上記のチャートはマネックス証券のチャート機能で表示でき、様々な期間が設定できますが、期間によってはDAX30のパフォーマンスが必ずしも悪いわけではありません。考えてみれば当たり前のことですが、ある程度世界の経済は連動するようになっており、日経平均も実際の構成銘柄はグローバル展開している企業が多数です。

日経平均の急回復は低迷からの反発か

典型的なのは新型コロナウイルスが感染拡大した2020年初頭で、各指数はまったく同じように崩れています。各地で感染の拡大ペースや沈下ペース、その時期は異なったものの、株価指数の動きはほぼ同じということが分かります。上記のチャートを見ると、この半年間ほど日経平均は欧米指数に比べて極端に低迷しており、今回のマーケットの回復もその低迷からの反発だと説明できることが多いように思います。

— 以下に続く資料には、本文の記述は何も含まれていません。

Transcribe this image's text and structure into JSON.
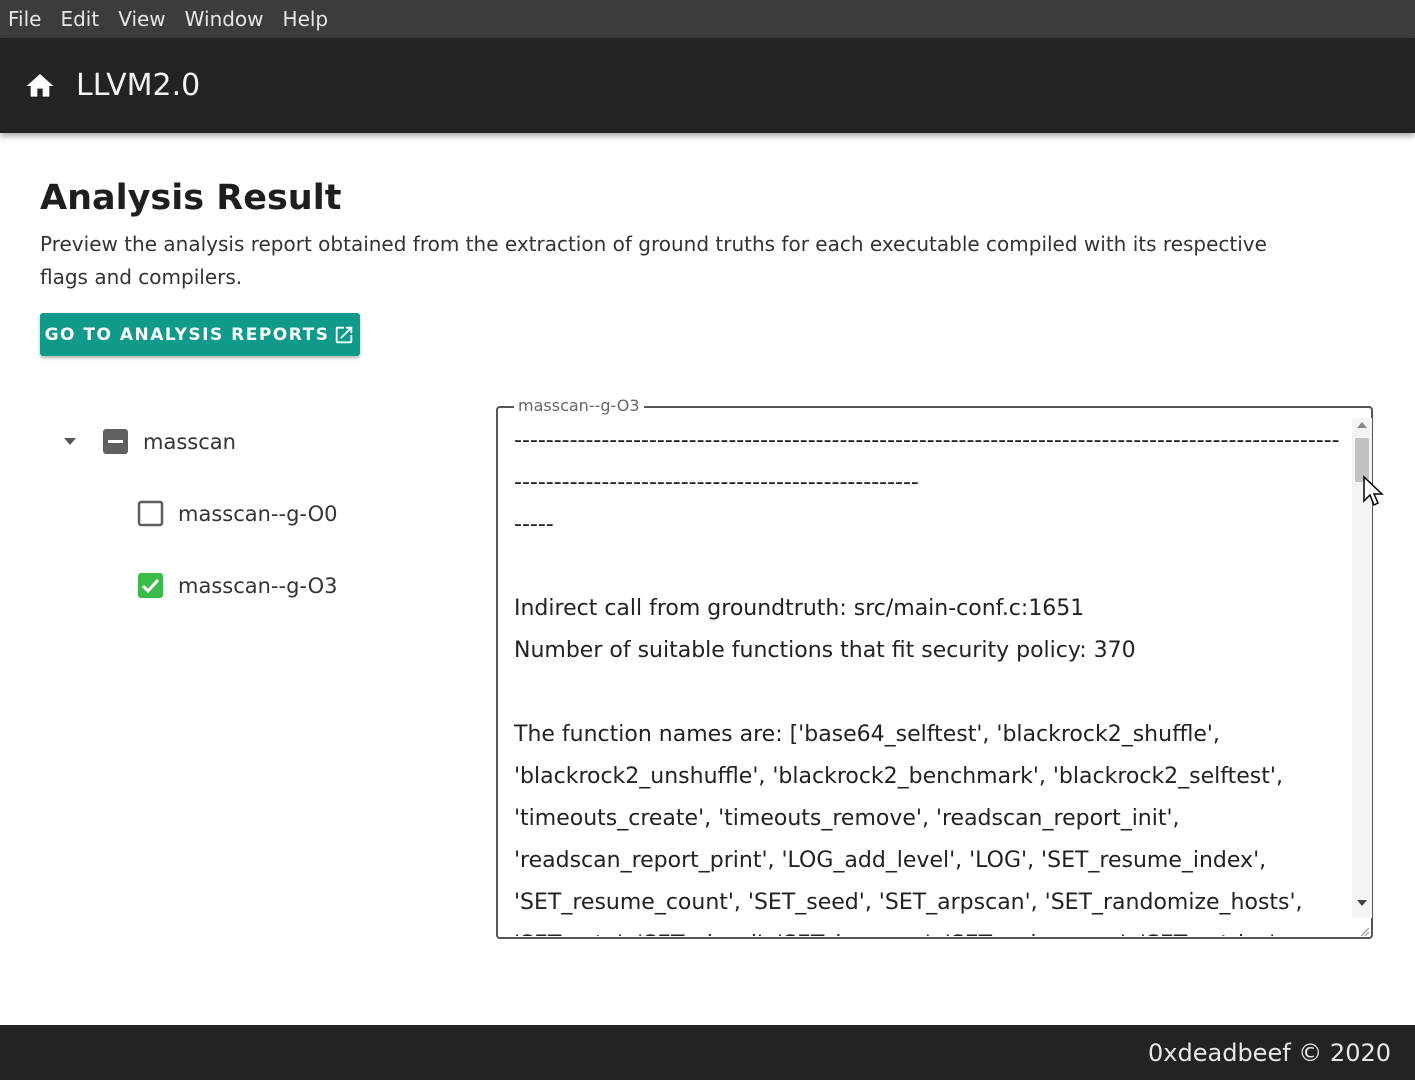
{
  "menu": [
    "File",
    "Edit",
    "View",
    "Window",
    "Help"
  ],
  "app": {
    "title": "LLVM2.0",
    "home_icon": "home-icon"
  },
  "page": {
    "title": "Analysis Result",
    "description": "Preview the analysis report obtained from the extraction of ground truths for each executable compiled with its respective flags and compilers."
  },
  "reports_button": {
    "label": "GO TO ANALYSIS REPORTS",
    "icon": "external-link-icon",
    "color": "#0f9a8a"
  },
  "tree": {
    "root": {
      "label": "masscan",
      "state": "indeterminate"
    },
    "children": [
      {
        "label": "masscan--g-O0",
        "checked": false
      },
      {
        "label": "masscan--g-O3",
        "checked": true
      }
    ],
    "check_color": "#3dbb4a"
  },
  "report": {
    "legend": "masscan--g-O3",
    "text": "-----------------------------------------------------------------------------------------------------------------------------------------------------------\n-----\n\nIndirect call from groundtruth: src/main-conf.c:1651\nNumber of suitable functions that fit security policy: 370\n\nThe function names are: ['base64_selftest', 'blackrock2_shuffle', 'blackrock2_unshuffle', 'blackrock2_benchmark', 'blackrock2_selftest', 'timeouts_create', 'timeouts_remove', 'readscan_report_init', 'readscan_report_print', 'LOG_add_level', 'LOG', 'SET_resume_index', 'SET_resume_count', 'SET_seed', 'SET_arpscan', 'SET_randomize_hosts', 'SET_rate', 'SET_shard', 'SET_banners', 'SET_nobanners', 'SET_retries', 'SET_noreset', 'SET_nmap_payloads', 'SET_nmap_service_probes'"
  },
  "footer": {
    "text": "0xdeadbeef © 2020"
  }
}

では、その低迷期は一体どのような状況だったのでしょうか。その指数自体の値動きを見ると分かりそうです。時系列データで株価を見ると、一定期間ごとの株価推移が確認できます。以下は、日経平均の四半期ごとの推移です。

【図表5】日経平均の時系列データ(四半期足)
出所:マネックス証券

四半期という長い単位で見ると、日経平均も基本的には上昇基調であることがよく分かります。上記は約5年間の推移(2021年9月は直近までの推移)で、四半期ごとですので、5×4=20回の四半期の株価推移となります。実に15勝5敗と日経平均は上昇のほうが多かったことがよく分かります。(一方、上昇に比べると下落の数字が大きいようですので、「コツコツドカン」という言葉も必ずしも間違いではないようです)特に2021年4月~6月は珍しい下落だったわけです。

先ほどの比較チャートでご覧の通りNYダウ平均とDAX30は四半期単位で見ると2020年1月~3月のコロナ禍の影響が特に大きかった時期以降はずっと値上がりしており、この時期(2021年4月~6月)の日経平均の動きが特徴的だったことがよく分かります。

このように、やや長い目でチャートや時系列データを確認し、他の指数との比較も行うことで直近のマーケットの状況をより重層的に理解できるように思います。直近で日経平均は27,000円から30,000円を超えるという急騰を果たしています。短期に上がりすぎではないか…と思う方も少なくないのではないでしょうか。しかし、この半年間のパフォーマンスで見ると、日経平均はまだ欧米指数に追いついていない状況なのです。

これを念頭に置くと直近のマーケットの解釈も変わってくるように思います。今回はマーケットを鳥瞰的に眺めました。次回はもう少し個別の動きを見てみたいと思います。